Resources: Investing Basics: Volatility: Emotional Investing
When you’ve researched your investment options and participated for years, it can be frustrating to watch as volatile markets slash your accounts.
Some investors panic and sell off their investments during a downturn, only to see the market recover soon afterwards. Others try to “time the market” – sell during a downturn and buy during an upswing. Historically, this has proven difficult to do.
We offer some information on how to minimize your emotional responses and become a steady, educated investor.
Timing the Market
Trying to predict the best time to invest is not only difficult, it’s impossible. Investors who attempt to time the market often lose out on the market’s best performing days.
The graph below shows the returns of a hypothetical $10,000 investment in the S&P 500 on January 2, 1992, over the next 20 years. Where are the greatest returns? The investor who stayed in the market for the whole 20-year period reaped the greatest rewards.
The above graph shows an initial hypothetical $10,000 investment in the S&P 500 on January 2, 1992, which would have grown to $44,997 by December 31, 2011. That's an average annual return of 7.81% . Now imagine that during the same period, you pulled out of the market and missed the 10 best days of performance. That 7.81% annual return now falls to 4.13%.
Talk to your financial professional to make sure that your investment portfolio is meeting your long-term strategy.
Trying to time the market can be an inexact – and costly – exercise.
Managing your Emotions
In investing and life itself, managing your emotions is often the greatest predictor of success. It’s easy to get caught up in a narrow view of any situation and bypass long-term goals. It’s the same with your investments. Market flux is an everyday occurrence - even in the best of times, markets rise and fall.
While you can’t control the ebb and flow of the stock market, you can control your reaction to market volatility.
We offer you several long-term strategies for minimizing investor stress that will also help you maximize long-term returns:
Know your risk: Are you a risk-taker or do you like to play it safe? Our Personal Investment Profile Questionnaire helps you assess your risk tolerance.
Control your emotions: Research stock market trends so that you become comfortable with market volatility. Once you accept the facts about market trends, you won’t react to every minor fluctuation in market price.
Commit to the long term: When you decide to maintain your investment goals, the temptation to move assets around is reduced. This can reduce your stress.
Handling Market Volatility – 6 Tips
Here are six tips for coping with market volatility. Or view the complete brochure.
- Stay in the market. When investors sell, they increase their chances of missing major market movements that signal the start of a longer recovery.
- Invest for the long term. A study by the investment research firm Dalbar showed that the longer an investor held their investment positions, the greater their returns.
- Diversify your portfolio. A number of academic studies have shown that diversification – or allocating your assets over a wide variety of investment sizes and types – is responsible for over 90% of a portfolio’s performance variability over time. Note: Asset allocation/diversification does not guarantee a profit or protect against a loss.

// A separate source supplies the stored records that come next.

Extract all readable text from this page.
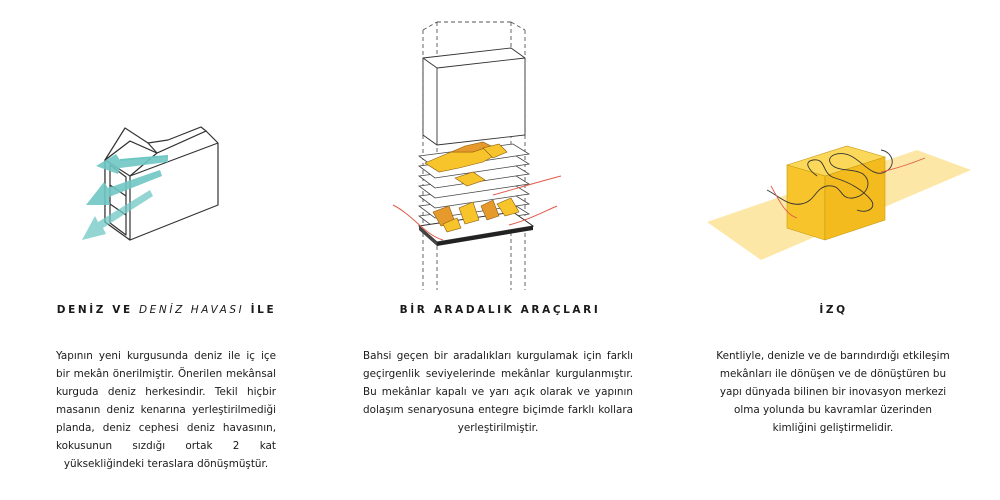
DENİZ VE DENİZ HAVASI İLE

Yapının yeni kurgusunda deniz ile iç içe bir mekân önerilmiştir. Önerilen mekânsal kurguda deniz herkesindir. Tekil hiçbir masanın deniz kenarına yerleştirilmediği planda, deniz cephesi deniz havasının, kokusunun sızdığı ortak 2 kat yüksekliğindeki teraslara dönüşmüştür.

BİR ARADALIK ARAÇLARI

Bahsi geçen bir aradalıkları kurgulamak için farklı geçirgenlik seviyelerinde mekânlar kurgulanmıştır. Bu mekânlar kapalı ve yarı açık olarak ve yapının dolaşım senaryosuna entegre biçimde farklı kollara yerleştirilmiştir.

İZQ

Kentliyle, denizle ve de barındırdığı etkileşim mekânları ile dönüşen ve de dönüştüren bu yapı dünyada bilinen bir inovasyon merkezi olma yolunda bu kavramlar üzerinden kimliğini geliştirmelidir.
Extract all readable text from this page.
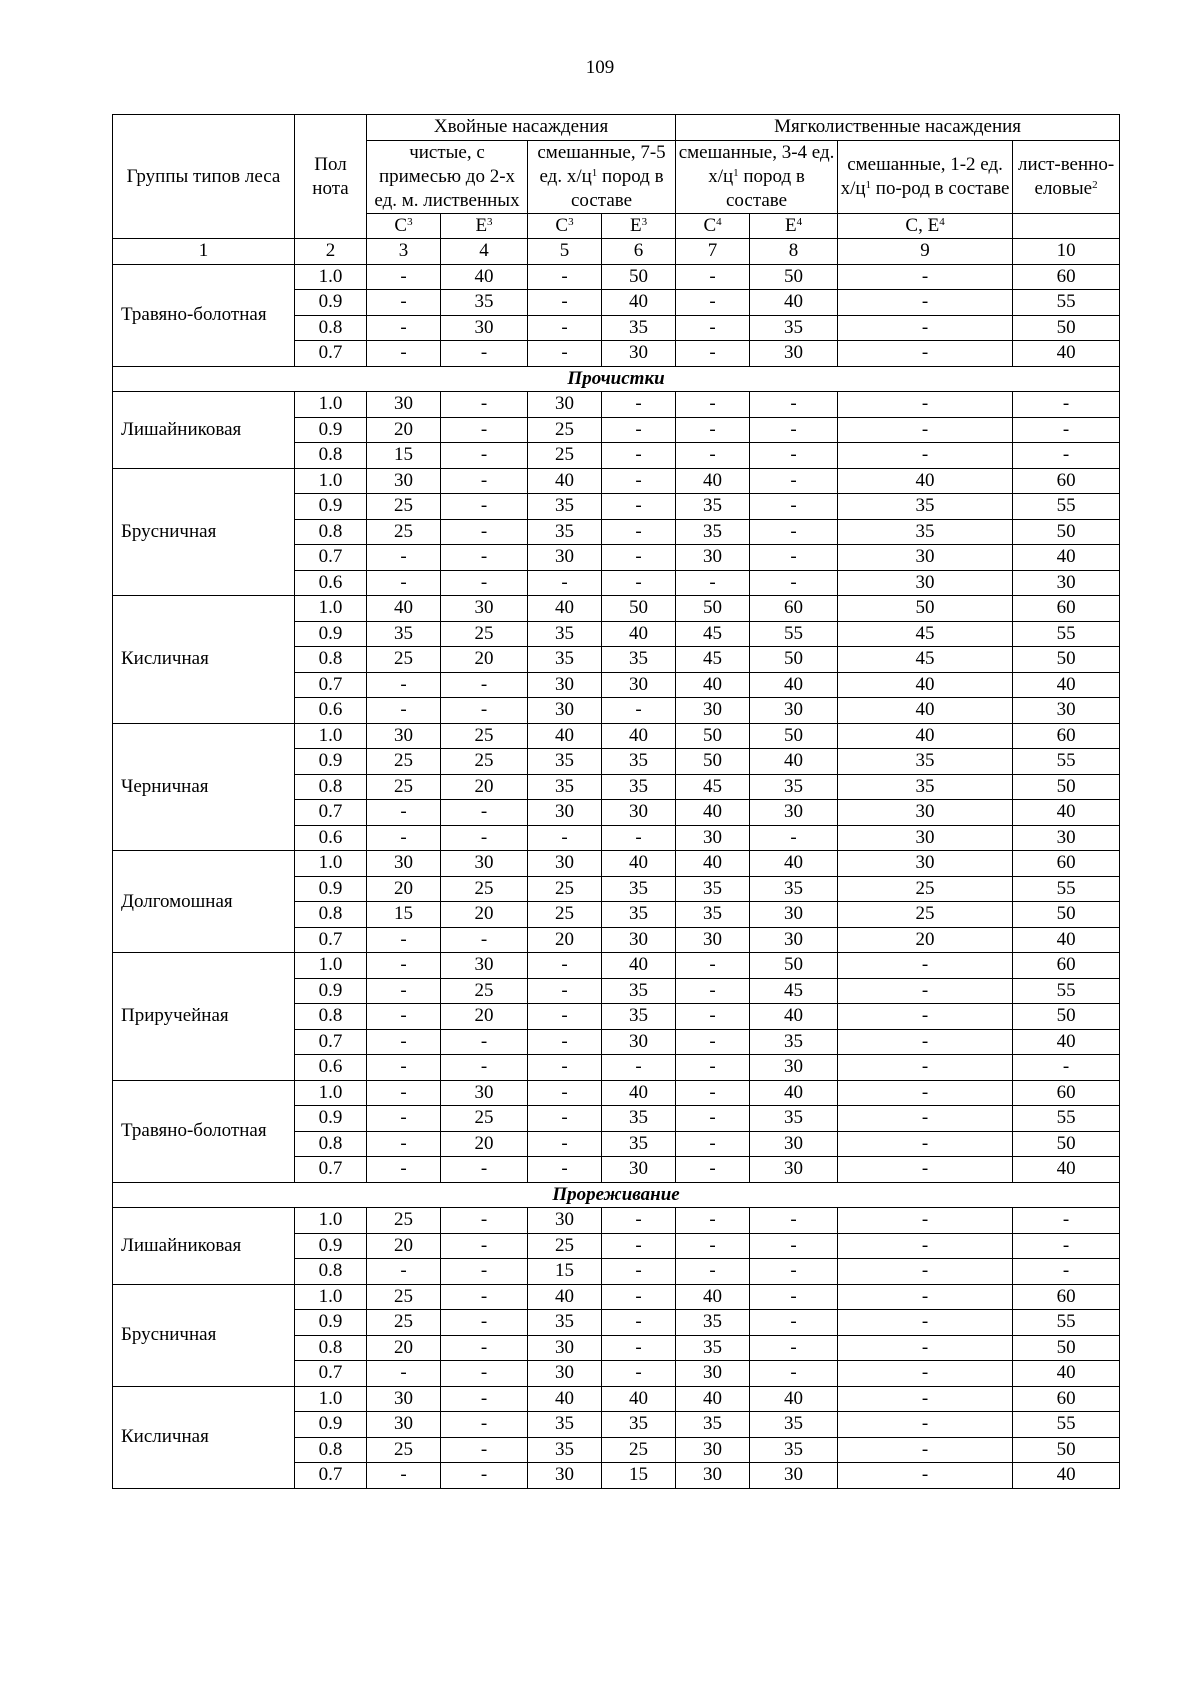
109
Группы типов леса	Пол нота	Хвойные насаждения				Мягколиственные насаждения			
		чистые, с примесью до 2-х ед. м. лиственных		смешанные, 7-5 ед. $х/ц^1$ пород в составе		смешанные, 3-4 ед. $х/ц^1$ пород в составе		смешанные, 1-2 ед. $х/ц^1$ по-род в составе	лист-венно-еловые$^2$

		$С^3$	$Е^3$	$С^3$	$Е^3$	$С^4$	$Е^4$	С, $Е^4$	
1	2	3	4	5	6	7	8	9	10
Травяно-болотная	1.0	-	40	-	50	-	50	-	60
	0.9	-	35	-	40	-	40	-	55
	0.8	-	30	-	35	-	35	-	50
	0.7	-	-	-	30	-	30	-	40
Прочистки									
Лишайниковая	1.0	30	-	30	-	-	-	-	-
	0.9	20	-	25	-	-	-	-	-
	0.8	15	-	25	-	-	-	-	-
Брусничная	1.0	30	-	40	-	40	-	40	60
	0.9	25	-	35	-	35	-	35	55
	0.8	25	-	35	-	35	-	35	50
	0.7	-	-	30	-	30	-	30	40
	0.6	-	-	-	-	-	-	30	30
Кисличная	1.0	40	30	40	50	50	60	50	60
	0.9	35	25	35	40	45	55	45	55
	0.8	25	20	35	35	45	50	45	50
	0.7	-	-	30	30	40	40	40	40
	0.6	-	-	30	-	30	30	40	30
Черничная	1.0	30	25	40	40	50	50	40	60
	0.9	25	25	35	35	50	40	35	55
	0.8	25	20	35	35	45	35	35	50
	0.7	-	-	30	30	40	30	30	40
	0.6	-	-	-	-	30	-	30	30
Долгомошная	1.0	30	30	30	40	40	40	30	60
	0.9	20	25	25	35	35	35	25	55
	0.8	15	20	25	35	35	30	25	50
	0.7	-	-	20	30	30	30	20	40
Приручейная	1.0	-	30	-	40	-	50	-	60
	0.9	-	25	-	35	-	45	-	55
	0.8	-	20	-	35	-	40	-	50
	0.7	-	-	-	30	-	35	-	40
	0.6	-	-	-	-	-	30	-	-
Травяно-болотная	1.0	-	30	-	40	-	40	-	60
	0.9	-	25	-	35	-	35	-	55
	0.8	-	20	-	35	-	30	-	50
	0.7	-	-	-	30	-	30	-	40
Прореживание									
Лишайниковая	1.0	25	-	30	-	-	-	-	-
	0.9	20	-	25	-	-	-	-	-
	0.8	-	-	15	-	-	-	-	-
Брусничная	1.0	25	-	40	-	40	-	-	60
	0.9	25	-	35	-	35	-	-	55
	0.8	20	-	30	-	35	-	-	50
	0.7	-	-	30	-	30	-	-	40
Кисличная	1.0	30	-	40	40	40	40	-	60
	0.9	30	-	35	35	35	35	-	55
	0.8	25	-	35	25	30	35	-	50
	0.7	-	-	30	15	30	30	-	40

- Consider asset allocation portfolios. Target-risk investments offer a wide selection of portfolios tailored for your risk tolerance. Our Principal Strategic Asset Management (SAM) Portfolios are an ideal way for investors to diversify their investments with one choice.
Target-date investments give investors the simplest choice of all: choose a date you will need the funds and your investments are actively managed towards that date. Our Principal LifeTime Funds have target dates through 2050.
- Remember the benefits of long-term investing. Long-term investing goals are achieved with the old adage: it’s a marathon, not a sprint.
- Stay in touch with your financial professional. News headlines can be sensational, but financial professionals can help you keep your sanity. They know your personal situation and financial goals, and are better equipped to keep you on track.
The Principal LifeTime Funds, which are target-date funds, invest in underlying Principal Funds. Each Principal LifeTime Fund is managed toward a particular target (retirement) date, or the approximate date the participant or investor starts withdrawing money. As each Principal LifeTime Fund approaches its target date, the investment mix becomes more conservative by increasing exposure to generally more conservative investment options and reducing exposure to typically more aggressive investment options. The asset allocation for each Principal LifeTime Fund is regularly re-adjusted within a timeframe that extends 10-15 years beyond the target date, at which point it reaches its most conservative allocation. Principal LifeTime Funds assume the value of the investor's account will be withdrawn gradually during retirement. Neither the principal nor the underlying assets of the Principal LifeTime Funds are guaranteed at any time, including the target date. Investment risk remains at all times.
A mutual fund's share price and investment return will vary with market conditions, and the principal value of an investment when you sell your shares may be more or less than the original cost.
Asset allocation/diversification does not guarantee a profit or protect against a loss.